Cell. 2020 Aug 20; 182(4):828-842.e16.

PubMed ID: 32645326

Structures of human antibodies bound to SARS-CoV-2 spike reveal common epitopes and recurrent features of antibodies

Barnes CO, West AP Jr, Huey-Tubman KE, Hoffmann MAG, Sharaf NG, Hoffman PR, Koranda N, Gristick HB, Gaebler C, Muecksch F, Lorenzi JCC, Finkin S, Hagglof T, Hurley A, Millard KG, Weisblum Y, Schmidt F, Hatziioannou T, Bieniasz PD, Caskey M, Robbiani DF, Nussenzweig MC, Bjorkman PJ

Neutralizing antibody responses to coronaviruses mainly target the receptor-binding domain (RBD) of the trimeric spike. Here, we characterized polyclonal immunoglobulin Gs (IgGs) and Fabs from COVID-19 convalescent individuals for recognition of coronavirus spikes. Plasma IgGs differed in their focus on RBD epitopes, recognition of alpha- and beta-coronaviruses, and contributions of avidity to increased binding/neutralization of IgGs over Fabs. Using electron microscopy, we examined specificities of polyclonal plasma Fabs, revealing recognition of both S1A and RBD epitopes on SARS-CoV-2 spike. Moreover, a 3.4 Å cryo-electron microscopy (cryo-EM) structure of a neutralizing monoclonal Fab-spike complex revealed an epitope that blocks ACE2 receptor binding.
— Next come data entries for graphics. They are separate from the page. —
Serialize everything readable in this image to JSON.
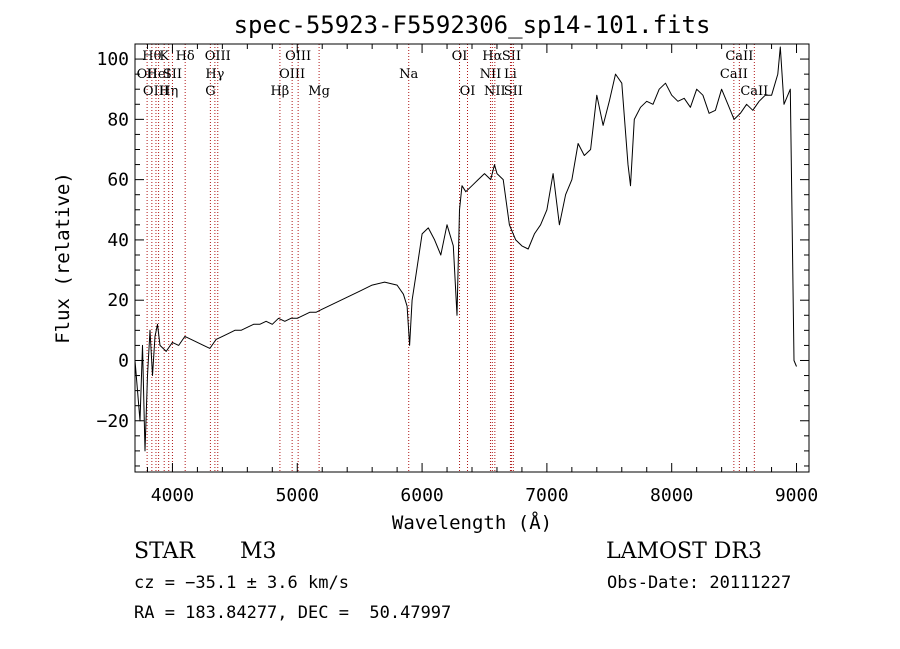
{
  "chart_data": {
    "type": "line",
    "title": "spec-55923-F5592306_sp14-101.fits",
    "xlabel": "Wavelength (Å)",
    "ylabel": "Flux (relative)",
    "xlim": [
      3700,
      9100
    ],
    "ylim": [
      -37,
      105
    ],
    "x_ticks": [
      4000,
      5000,
      6000,
      7000,
      8000,
      9000
    ],
    "y_ticks": [
      -20,
      0,
      20,
      40,
      60,
      80,
      100
    ],
    "x_tick_labels": [
      "4000",
      "5000",
      "6000",
      "7000",
      "8000",
      "9000"
    ],
    "y_tick_labels": [
      "−20",
      "0",
      "20",
      "40",
      "60",
      "80",
      "100"
    ],
    "grid": false,
    "spectrum": {
      "x": [
        3700,
        3720,
        3740,
        3760,
        3780,
        3800,
        3820,
        3840,
        3860,
        3880,
        3900,
        3950,
        4000,
        4050,
        4100,
        4150,
        4200,
        4250,
        4300,
        4350,
        4400,
        4450,
        4500,
        4550,
        4600,
        4650,
        4700,
        4750,
        4800,
        4850,
        4900,
        4950,
        5000,
        5050,
        5100,
        5150,
        5200,
        5300,
        5400,
        5500,
        5600,
        5700,
        5800,
        5850,
        5880,
        5900,
        5920,
        5950,
        6000,
        6050,
        6100,
        6150,
        6200,
        6250,
        6280,
        6300,
        6320,
        6350,
        6400,
        6450,
        6500,
        6550,
        6580,
        6600,
        6650,
        6700,
        6750,
        6800,
        6850,
        6900,
        6950,
        7000,
        7050,
        7100,
        7150,
        7200,
        7250,
        7300,
        7350,
        7400,
        7450,
        7500,
        7550,
        7600,
        7650,
        7670,
        7700,
        7750,
        7800,
        7850,
        7900,
        7950,
        8000,
        8050,
        8100,
        8150,
        8200,
        8250,
        8300,
        8350,
        8400,
        8450,
        8500,
        8550,
        8600,
        8650,
        8700,
        8750,
        8800,
        8850,
        8870,
        8900,
        8950,
        8980,
        9000
      ],
      "y": [
        0,
        -10,
        -20,
        5,
        -30,
        -5,
        10,
        -5,
        8,
        12,
        5,
        3,
        6,
        5,
        8,
        7,
        6,
        5,
        4,
        7,
        8,
        9,
        10,
        10,
        11,
        12,
        12,
        13,
        12,
        14,
        13,
        14,
        14,
        15,
        16,
        16,
        17,
        19,
        21,
        23,
        25,
        26,
        25,
        22,
        18,
        5,
        20,
        28,
        42,
        44,
        40,
        35,
        45,
        38,
        15,
        50,
        58,
        56,
        58,
        60,
        62,
        60,
        65,
        62,
        60,
        45,
        40,
        38,
        37,
        42,
        45,
        50,
        62,
        45,
        55,
        60,
        72,
        68,
        70,
        88,
        78,
        86,
        95,
        92,
        65,
        58,
        80,
        84,
        86,
        85,
        90,
        92,
        88,
        86,
        87,
        84,
        90,
        88,
        82,
        83,
        90,
        85,
        80,
        82,
        85,
        83,
        86,
        88,
        88,
        95,
        104,
        85,
        90,
        0,
        -2
      ],
      "color": "#000000"
    },
    "lines": [
      {
        "x": 3797,
        "tier": 1,
        "label": "OII"
      },
      {
        "x": 3835,
        "tier": 0,
        "label": "Hθ"
      },
      {
        "x": 3868,
        "tier": 2,
        "label": "OIII"
      },
      {
        "x": 3889,
        "tier": 1,
        "label": "HeI"
      },
      {
        "x": 3934,
        "tier": 0,
        "label": "K"
      },
      {
        "x": 3970,
        "tier": 2,
        "label": "Hη"
      },
      {
        "x": 4000,
        "tier": 1,
        "label": "SII"
      },
      {
        "x": 4102,
        "tier": 0,
        "label": "Hδ"
      },
      {
        "x": 4304,
        "tier": 2,
        "label": "G"
      },
      {
        "x": 4340,
        "tier": 1,
        "label": "Hγ"
      },
      {
        "x": 4363,
        "tier": 0,
        "label": "OIII"
      },
      {
        "x": 4861,
        "tier": 2,
        "label": "Hβ"
      },
      {
        "x": 4959,
        "tier": 1,
        "label": "OIII"
      },
      {
        "x": 5007,
        "tier": 0,
        "label": "OIII"
      },
      {
        "x": 5175,
        "tier": 2,
        "label": "Mg"
      },
      {
        "x": 5893,
        "tier": 1,
        "label": "Na"
      },
      {
        "x": 6300,
        "tier": 0,
        "label": "OI"
      },
      {
        "x": 6364,
        "tier": 2,
        "label": "OI"
      },
      {
        "x": 6548,
        "tier": 1,
        "label": "NII"
      },
      {
        "x": 6563,
        "tier": 0,
        "label": "Hα"
      },
      {
        "x": 6583,
        "tier": 2,
        "label": "NII"
      },
      {
        "x": 6708,
        "tier": 1,
        "label": "Li"
      },
      {
        "x": 6716,
        "tier": 0,
        "label": "SII"
      },
      {
        "x": 6731,
        "tier": 2,
        "label": "SII"
      },
      {
        "x": 8498,
        "tier": 1,
        "label": "CaII"
      },
      {
        "x": 8542,
        "tier": 0,
        "label": "CaII"
      },
      {
        "x": 8662,
        "tier": 2,
        "label": "CaII"
      }
    ],
    "line_color": "#b01818"
  },
  "info": {
    "class_label": "STAR",
    "subclass": "M3",
    "survey": "LAMOST DR3",
    "cz": "cz = −35.1 ± 3.6 km/s",
    "obs_date": "Obs-Date: 20111227",
    "coords": "RA = 183.84277, DEC =  50.47997"
  }
}
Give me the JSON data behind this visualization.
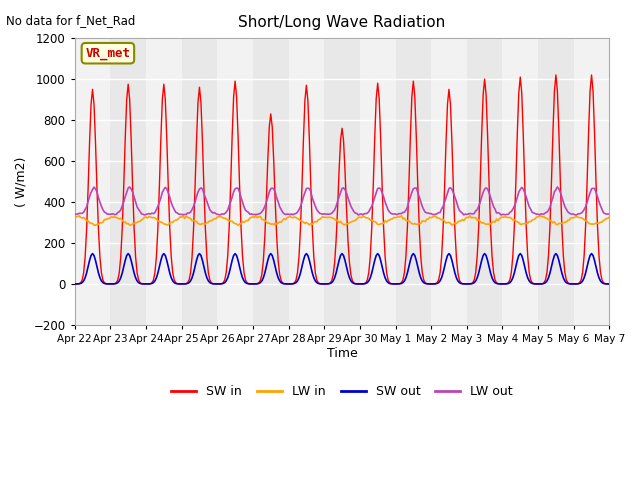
{
  "title": "Short/Long Wave Radiation",
  "ylabel": "( W/m2)",
  "xlabel": "Time",
  "ylim": [
    -200,
    1200
  ],
  "yticks": [
    -200,
    0,
    200,
    400,
    600,
    800,
    1000,
    1200
  ],
  "annotation_text": "No data for f_Net_Rad",
  "legend_box_label": "VR_met",
  "colors": {
    "SW_in": "#FF0000",
    "LW_in": "#FFA500",
    "SW_out": "#0000CC",
    "LW_out": "#BB44BB"
  },
  "num_days": 16,
  "SW_in_peaks": [
    950,
    975,
    975,
    960,
    990,
    830,
    970,
    760,
    980,
    990,
    950,
    1000,
    1010,
    1020,
    1020,
    5
  ],
  "SW_in_sigma": 2.5,
  "SW_out_peak": 148,
  "SW_out_sigma": 2.8,
  "LW_in_base": 310,
  "LW_in_amp": 18,
  "LW_out_base_night": 340,
  "LW_out_peak_day": 470,
  "LW_out_peak_hour": 13,
  "LW_out_sigma": 3.2,
  "ticklabels": [
    "Apr 22",
    "Apr 23",
    "Apr 24",
    "Apr 25",
    "Apr 26",
    "Apr 27",
    "Apr 28",
    "Apr 29",
    "Apr 30",
    "May 1",
    "May 2",
    "May 3",
    "May 4",
    "May 5",
    "May 6",
    "May 7"
  ],
  "plot_bg": "#E8E8E8",
  "fig_bg": "#FFFFFF",
  "band_color": "#FFFFFF",
  "band_alpha": 0.5
}
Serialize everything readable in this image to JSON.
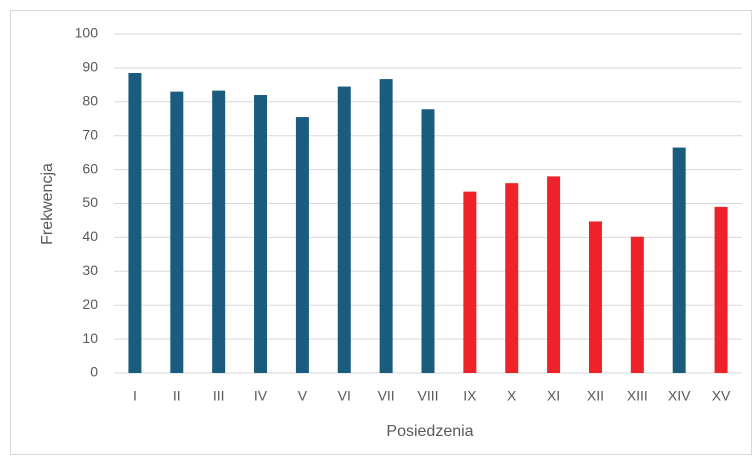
{
  "chart_data": {
    "type": "bar",
    "x_label": "Posiedzenia",
    "y_label": "Frekwencja",
    "categories": [
      "I",
      "II",
      "III",
      "IV",
      "V",
      "VI",
      "VII",
      "VIII",
      "IX",
      "X",
      "XI",
      "XII",
      "XIII",
      "XIV",
      "XV"
    ],
    "values": [
      88.5,
      83,
      83.3,
      82,
      75.5,
      84.5,
      86.7,
      77.8,
      53.5,
      56,
      58,
      44.7,
      40.2,
      66.5,
      49
    ],
    "colors": [
      "#1a5c7e",
      "#1a5c7e",
      "#1a5c7e",
      "#1a5c7e",
      "#1a5c7e",
      "#1a5c7e",
      "#1a5c7e",
      "#1a5c7e",
      "#ee2229",
      "#ee2229",
      "#ee2229",
      "#ee2229",
      "#ee2229",
      "#1a5c7e",
      "#ee2229"
    ],
    "ylim": [
      0,
      100
    ],
    "yticks": [
      0,
      10,
      20,
      30,
      40,
      50,
      60,
      70,
      80,
      90,
      100
    ],
    "grid": true
  }
}
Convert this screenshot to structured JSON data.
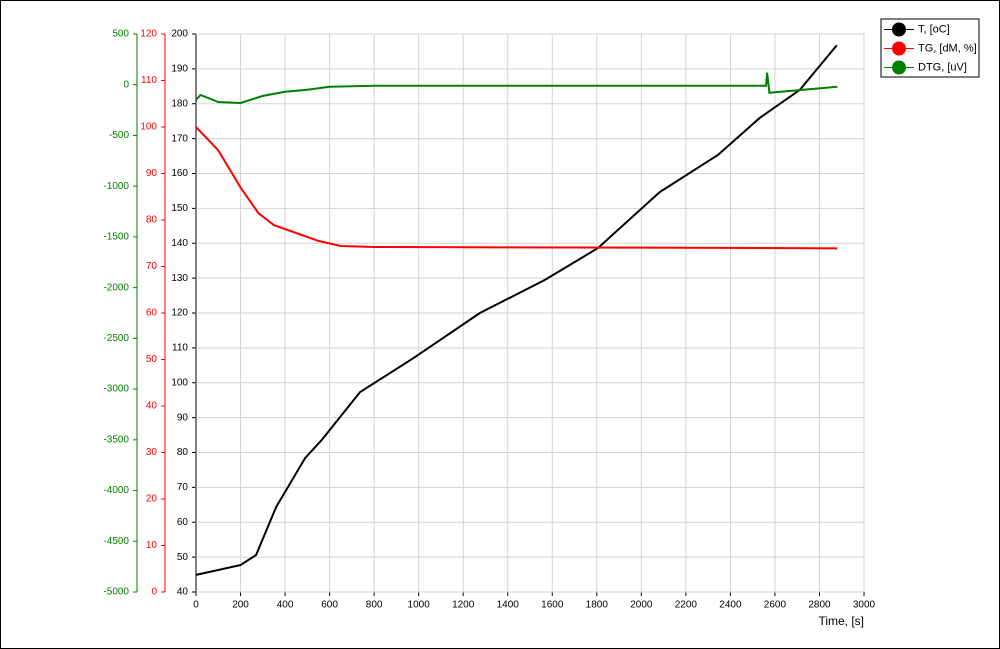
{
  "chart_data": {
    "type": "line",
    "x_label": "Time, [s]",
    "xlim": [
      0,
      3000
    ],
    "xticks": [
      0,
      200,
      400,
      600,
      800,
      1000,
      1200,
      1400,
      1600,
      1800,
      2000,
      2200,
      2400,
      2600,
      2800,
      3000
    ],
    "ylim": [
      40,
      200
    ],
    "yticks": [
      40,
      50,
      60,
      70,
      80,
      90,
      100,
      110,
      120,
      130,
      140,
      150,
      160,
      170,
      180,
      190,
      200
    ],
    "y2lim": [
      0,
      120
    ],
    "y2ticks": [
      0,
      10,
      20,
      30,
      40,
      50,
      60,
      70,
      80,
      90,
      100,
      110,
      120
    ],
    "y3lim": [
      -5000,
      500
    ],
    "y3ticks": [
      -5000,
      -4500,
      -4000,
      -3500,
      -3000,
      -2500,
      -2000,
      -1500,
      -1000,
      -500,
      0,
      500
    ],
    "grid": true,
    "legend": "top-right",
    "series": [
      {
        "name": "T, [oC]",
        "color": "#000000",
        "axis": "y",
        "x": [
          0,
          200,
          270,
          360,
          490,
          565,
          736,
          975,
          1275,
          1567,
          1805,
          2083,
          2344,
          2533,
          2712,
          2878
        ],
        "values": [
          44.9,
          47.7,
          50.6,
          64.4,
          78.4,
          83.6,
          97.3,
          107,
          120,
          129.5,
          138.6,
          154.7,
          165.3,
          176,
          184,
          196.8
        ]
      },
      {
        "name": "TG, [dM, %]",
        "color": "#ff0000",
        "axis": "y2",
        "x": [
          0,
          100,
          200,
          280,
          350,
          450,
          550,
          650,
          800,
          2400,
          2880
        ],
        "values": [
          100,
          95,
          87,
          81.5,
          78.9,
          77.2,
          75.5,
          74.4,
          74.2,
          74,
          73.9
        ]
      },
      {
        "name": "DTG, [uV]",
        "color": "#008000",
        "axis": "y3",
        "x": [
          0,
          20,
          100,
          200,
          300,
          400,
          500,
          600,
          800,
          1200,
          2000,
          2560,
          2565,
          2575,
          2880
        ],
        "values": [
          -150,
          -100,
          -170,
          -180,
          -110,
          -70,
          -50,
          -20,
          -10,
          -10,
          -10,
          -10,
          120,
          -80,
          -20
        ]
      }
    ]
  }
}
Modeling based on these structures suggested different potentials for inter-spike crosslinking by IgGs on viruses, and characterized IgGs would not be affected by identified SARS-CoV-2 spike mutations. Overall, our studies structurally define a recurrent anti-SARS-CoV-2 antibody class derived from VH3-53/VH3-66 and similarity to a SARS-CoV VH3-30 antibody, providing criteria for evaluating vaccine-elicited antibodies.